Esprit CAM, a computer-aided manufacturing software that supports a variety of CNC machines, has expanded its partnership with France’s Technical Centre for Mechanical Industry (CETIM) to include additive manufacturing (AM). CETIM was established in France in 1965 in order to improve companies’ competitiveness through mechanical engineering, transfer of innovations and advanced manufacturing solutions.
AM creates parts in 3D, breaking out limits and supplementing historical manufacturing processes. AM technology is made of several sub-technologies. Esprit has supported two of those, direct energy deposition (DED) and powder bed fusion (PBF), with products that have been tested and validated by industrial partners.
In 2020, Esprit continued to develop products to expand its support of additive technologies. It released a new feature which adds support to several new slice formats such as 3MF and Binary CLI, improving interoperability between software and machines. Binder jetting uses a liquid binding agent to bind powder particles one layer at a time until the final product is complete or printed.
In collaboration with CETIM, Esprit teams validated the support of a third AM technology — binder jetting.
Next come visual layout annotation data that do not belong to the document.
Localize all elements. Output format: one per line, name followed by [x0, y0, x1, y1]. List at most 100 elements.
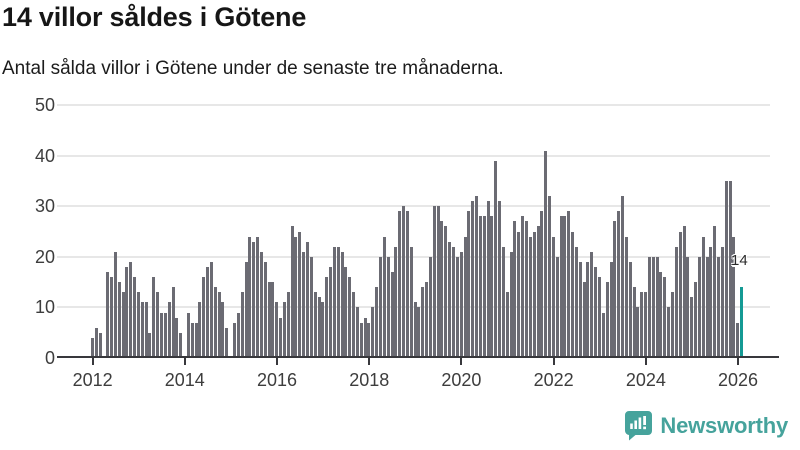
bar: [405, 211, 409, 358]
bar: [475, 196, 478, 358]
bar: [594, 266, 598, 358]
bar: [555, 256, 559, 358]
bar: [340, 251, 344, 358]
bar: [252, 241, 256, 358]
bar: [133, 277, 137, 358]
bar: [571, 231, 574, 358]
bar: [624, 236, 628, 358]
bar: [321, 302, 325, 358]
bar: [467, 211, 471, 358]
bar: [540, 211, 544, 358]
x-axis-label: 2020: [441, 370, 482, 390]
bar: [402, 206, 405, 358]
bar: [732, 236, 736, 358]
bar: [632, 287, 636, 358]
bar: [463, 236, 467, 358]
bar: [655, 256, 659, 358]
bar: [444, 226, 448, 358]
bar: [482, 216, 486, 358]
newsworthy-logo-text: Newsworthy: [660, 412, 788, 438]
bar: [548, 196, 551, 358]
x-axis-label: 2012: [72, 370, 113, 390]
bar: [644, 292, 647, 358]
bar: [256, 236, 259, 358]
bar: [701, 236, 705, 358]
bar: [617, 211, 621, 358]
bar: [148, 332, 152, 358]
bar: [686, 256, 690, 358]
bar: [432, 206, 436, 358]
bar: [317, 297, 321, 358]
bar: [117, 282, 121, 358]
bar: [171, 287, 175, 358]
bar: [578, 261, 582, 358]
bar: [448, 241, 452, 358]
newsworthy-logo-icon: [625, 411, 653, 441]
bar: [517, 231, 521, 358]
bar: [551, 236, 555, 358]
bar: [306, 241, 309, 358]
bar: [478, 216, 482, 358]
bar: [459, 251, 463, 358]
bar: [367, 322, 371, 358]
bar: [605, 282, 609, 358]
bar: [163, 312, 167, 358]
bar: [597, 277, 601, 358]
bar: [110, 277, 113, 358]
bar: [690, 297, 694, 358]
bar: [709, 246, 713, 358]
bar: [175, 317, 179, 358]
bar: [609, 261, 613, 358]
bar: [198, 302, 202, 358]
bar: [728, 180, 732, 358]
bar: [332, 246, 336, 358]
tick-mark: [737, 357, 740, 365]
bar: [302, 251, 306, 358]
bar: [613, 221, 617, 358]
bar: [394, 246, 398, 358]
bar: [225, 327, 229, 358]
bar: [524, 221, 528, 358]
bar: [213, 287, 217, 358]
bar: [528, 236, 532, 358]
bar: [371, 307, 375, 358]
bar: [186, 312, 190, 358]
bar: [98, 332, 102, 358]
bar: [386, 256, 390, 358]
bar: [271, 282, 275, 358]
tick-mark: [644, 357, 647, 365]
bar: [209, 261, 213, 358]
bar: [144, 302, 148, 358]
bar: [544, 150, 548, 358]
bar: [720, 246, 724, 358]
gridline: [57, 255, 770, 258]
bar: [167, 302, 171, 358]
bar: [248, 236, 252, 358]
bar: [263, 261, 267, 358]
gridline: [57, 154, 770, 157]
bar: [379, 256, 382, 358]
bar: [194, 322, 198, 358]
bar: [582, 282, 586, 358]
bar: [436, 206, 440, 358]
bar: [640, 292, 644, 358]
chart-subtitle: Antal sålda villor i Götene under de sen…: [2, 58, 504, 79]
bar: [90, 337, 94, 358]
last-value-label: 14: [731, 252, 748, 269]
bar: [190, 322, 194, 358]
bar: [233, 322, 236, 358]
bar: [113, 251, 117, 358]
bar: [160, 312, 163, 358]
y-axis-label: 10: [34, 297, 55, 318]
bar: [670, 292, 674, 358]
bar: [279, 317, 283, 358]
bar: [344, 266, 348, 358]
bar: [621, 196, 624, 358]
bar: [259, 251, 263, 358]
bar: [125, 266, 129, 358]
bar: [152, 277, 156, 358]
bar: [275, 302, 279, 358]
tick-mark: [276, 357, 279, 365]
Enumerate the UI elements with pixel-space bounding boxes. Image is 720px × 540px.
By preparing data in Esprit Additive Suite products, CETIM was able to build a job made of six impeller parts with a binder jetting machine from Sweden’s Digital Metal.
“We used the Esprit Additive PBF product to slice the 3D model and produce a compatible file format that would be readable by Digital Metal’s machine,” says Clement Girard, Esprit’s additive product manager. “All data preparation was done using a version of Esprit Additive PBF that’s still in development.”
Although Esprit Additive support for binder jetting technology is not yet commercially available, this success demonstrates what’s possible when both teams collaborate closely.